Stasis is a significant venue for me. It is run by scholars at the European University, St. Petersburg, a shining star of radical theory and critique in Russia. Their radicalism has met serious state repression, such as having their teaching accreditation revoked for a time and being forced out of their facilities. In spite of this, they continue to publish pathbreaking work like Stasis. Also significant is how the journal expands on the country’s long tradition of thinking while remaining independent from a wider intellectual environment awash in scientistic positivism (both surging neo-liberal social sciences and older Soviet orthodoxy).

All issues of Stasis remain free, accessible, and bi-lingual with simultaneous English and Russian texts for every article.

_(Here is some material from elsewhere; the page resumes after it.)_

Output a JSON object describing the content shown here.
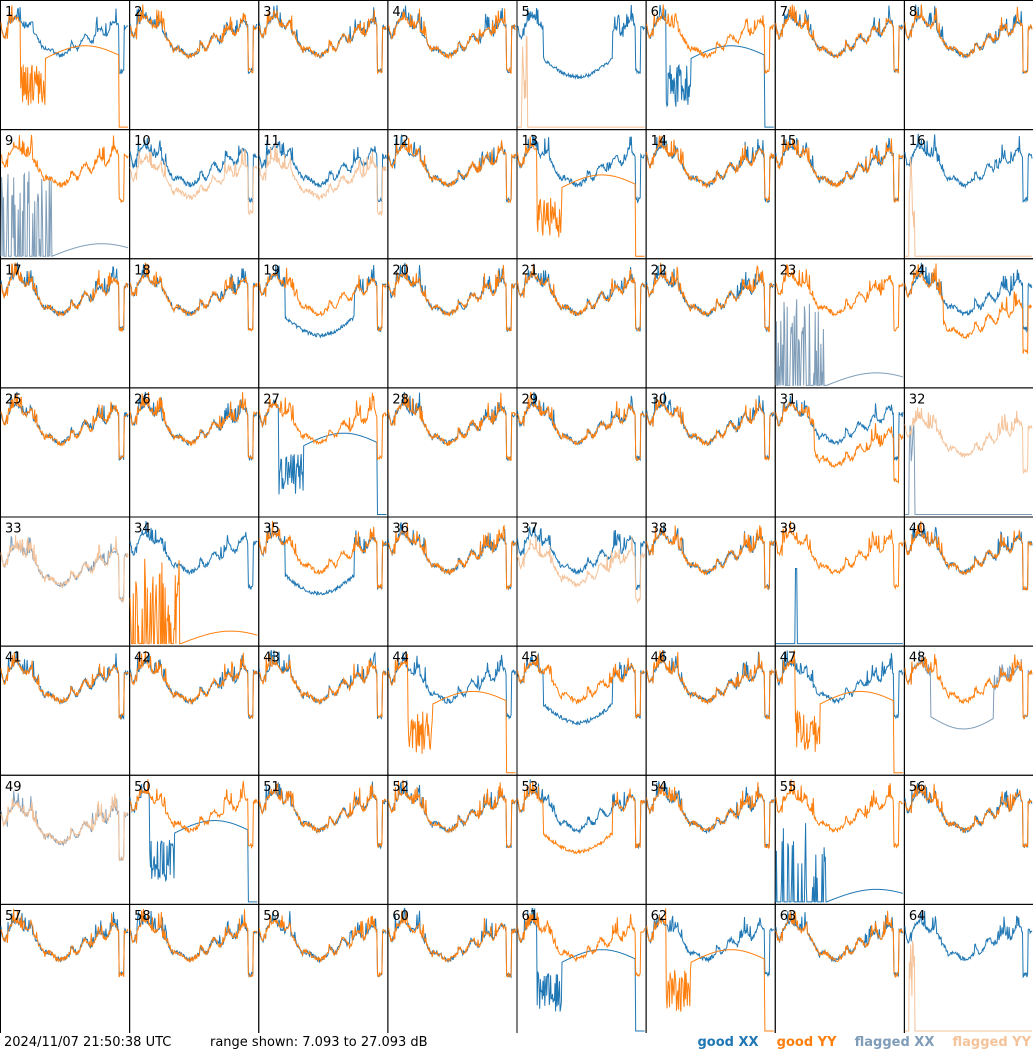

Their rich cross-pollination of what American scholars came to call “theory” and the post-Soviet archive is uniquely rich. For one, there is significant working reading the Russian archive back into scholarly conversations (such as so-called Western Marxism) that tended to have a one-dimensional depiction of Soviet-era thought as it was prismatically refracted through massive state propaganda. Of particular significance are pre-Stalinist materials from workers journals, speculative philosophy, and political experiments prove that the Soviets had much more to contribute than what many had been led to believe. Moreover, their scope is not merely historical but brutally contemporary. Post-Soviet reckoning with the putative constitutional republicanism of liberal capitalist democracy helps break out of the Euro-American obsession of treating their own experiments as models for the rest of the world.

My own engagement with Stasis and EUSP began with my first trip to Russia. My visit to St. Petersburg included a trip to a bookstore that boasted a wide selection of Russian translations of theory texts (not only most Deleuze, but also Eugene Thacker and other contemporary writers). Soon, we walked over to a small auditorium where the editorial committee of Stasis made presentations on their newest issue. If I recall correctly, it included Susan Buck-Morss interjecting some comments about Hegel in a conversation about Spinoza or Simondon? Regardless, there was lively debate about, plenty of back-and-forth – the deep sort of collegiality that is usually evoked only in fictional depictions of academia, no doubt a bit surprising to witness. All of it was taking place in the context of a long conference on the centennial October Revolution, headlining speakers like Jodi Dean and Slavoj Zizek. My own talk was initially dedicated to this theme, which is the subject of the issue prior to “For Deleuze.”

For astute readers, this issue’s original framing through its CFP for contribution on “Deleuze and Marx” will be apparent. Deleuze’s own commitment to Marx never seemed to waver, even as many of his generation seemed to give up. Famously, he claimed that his last was going to be The Grandeur of Marx. As none of it ever materialized, it has proved fruitful material for speculative projects that look imagine what the parting gift from Deleuze to our world would have looked like. But there are plenty who choose to pick-and-choose with Deleuze (and Guattari), with Marxism nearly always the first thing on the chopping block. The common thread of all of the contributors is a reinvigoration of the Marxist problematics underlying Deleuze and Guattari’s thought: a transcendental empiricist contribution to historical materialism, libidinal economy, their critique of political economy, political materialism, and more.

Significant work on Marx and Deleuze has preceded the issue, of course. The Deleuze and Guattari Studies journal and its associated books, experimental online projects like rhizome and Culture Machine, and numerous Deleuzian subfields like Affect Studies are important touchstones. For me, this issue’s direct predecessor is New Formations 68 on Deleuzian Politics, an issue in an independent bookstore near the University of New Mexico while visiting political friends during a summer early in my graduate education. The roundtable alone had me buzzing for days. My hope is that the impressive array of articles in this issue of Stasis have the same effect on others.